MINGGU itu memang minggu yang kering. Mana tagihan sudah menumpuk. Hari-hari tidak ada amplop yang bisa dibawa pulang. Tapi dasar wartawan hobi amplop, idenya selaaaalu muncul di saat krisis seperti masa itu.

Datanglah si wartawan ini ke rumah seorang dosen. Sampai di rumah yang asri itu, disambutlah dia oleh dosen. Pengajar ini, dulunya adalah dosen si wartawan itu. Dosen ini terkenal suka jahil dan genit dengan mahasiswi.

Kemudian, mereka duduk di teras. Benar-benar mereka langsung akrab. Si wartawan pun tanya sana tanya sini sambil sesekali menyelingi obrolan dengan kelakar garing.

“Bapak ini ngetop, lho,” kata si wartawan yang selama ini dikenal sebagai korlap amplop.

Mendengar pujian itu, si dosen setengah kaget. Untung tidak sampai menjerit.

“Bidang yang bapak geluti sangat menyentuh kemanusiaan dan strategis,” tambah wartawan.

Si dosen tersipu-sipu malu. Lalu ia minum teh manis untuk mengusir perasaan yang bergejolak karena dapat perhatian dari mantan mahasiswanya.

“Sayangnya cuma satu yang kurang saja. Padahal nama bapak bisa melejit,” kata wartawan lagi.

“Ah, adik bisa aja,” kata dosen yang makin termakan rayuan gombal si korlap amplop.

“Betul, pak. Bapak ini kalau sering muncul di koran. Mantaplah nama bapak. Coba lihat abang A, abang B, abang C, mereka sering nongol di koran, namanya besar banget sekarang. Saya sering tukar pikiran dengan beliau-beliau.”

“Aduuuh, apalah bapak ini dik. Sudah cukuplah bapak seperti sekarang.”

“Coba lihat putra putri bapak, pasti bangga sekali kalau bapaknya terkenal,” kata wartawan yang kebetulan melihat foto keluarga lewat kaca jendela.

“Bapak mesti diprofilkan. Atau bapak nanti diwawancara saja biar bisa masuk koran.”

Lalu, sambil kelimpungan dosen bilang, “Ah adik. Silahkan lho, dicicipi dulu masakan ibu dan diminum teh angetnya.”
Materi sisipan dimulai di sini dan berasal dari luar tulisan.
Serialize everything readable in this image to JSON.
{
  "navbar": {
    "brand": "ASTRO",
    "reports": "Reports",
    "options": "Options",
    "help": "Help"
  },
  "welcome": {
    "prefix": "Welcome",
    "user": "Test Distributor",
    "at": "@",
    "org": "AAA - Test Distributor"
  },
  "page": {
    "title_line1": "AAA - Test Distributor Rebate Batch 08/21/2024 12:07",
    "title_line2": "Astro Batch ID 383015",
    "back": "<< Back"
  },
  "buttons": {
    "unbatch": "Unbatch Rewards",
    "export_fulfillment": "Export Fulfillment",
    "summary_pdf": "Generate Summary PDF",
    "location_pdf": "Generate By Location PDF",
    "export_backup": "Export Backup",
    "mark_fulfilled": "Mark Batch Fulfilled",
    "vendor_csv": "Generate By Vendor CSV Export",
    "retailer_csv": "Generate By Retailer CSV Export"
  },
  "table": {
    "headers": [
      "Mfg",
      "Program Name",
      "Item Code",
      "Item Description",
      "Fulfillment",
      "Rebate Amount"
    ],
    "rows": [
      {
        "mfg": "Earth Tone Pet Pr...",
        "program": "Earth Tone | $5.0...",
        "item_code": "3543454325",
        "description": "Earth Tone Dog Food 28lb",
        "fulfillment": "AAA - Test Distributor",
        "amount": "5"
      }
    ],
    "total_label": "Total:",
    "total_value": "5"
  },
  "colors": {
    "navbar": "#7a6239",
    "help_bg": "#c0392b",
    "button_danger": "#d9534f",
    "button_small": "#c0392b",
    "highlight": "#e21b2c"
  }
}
Posisi si wartawan memang berada di atas angin. Ia memonopoli suasana terus. Singkat cerita, setelah semua pujian dilemparkan ke si dosen sampai dosen serasa terbang, si wartawan pun hendak pamit.

Tapi, sebelum si wartawan pergi, si dosen memanggil-manggil istri yang berada di dapur. “Bu, bu, tadi yang bapak kasih ke ibu mana. Kesinikan dulu, bu.”

Dari dalam rumah, si istri dosen dengan suara agak keras menjawab. “Bukannya untuk belanja ibu, pak. Ini ibu baru mau ke supermarket.”

“Kesinikan dululah, bu, bapak lagi perlu sekali.”

Karena si ibu tak juga keluar dari dapur, si dosen pun segera masuk. Tidak lama kemudian keluar lagi.

“Dik, makasih atas kedatangannya ya. Bapak senang lho dikunjungi,” kata si dosen sambil menyelipkan uang ke kantong celana si wartawan.

Setelah itu, si wartawan pun pergi. Idenya berhasil. Dan si dosen senyum-senyum sendiri. Mungkin dia membayangkan, dalam waktu dekat namanya akan ditulis oleh bekas mahasiswanya itu.

1 comment:

Anonymous said...

wakakakakakak, untung gw gak separah itu.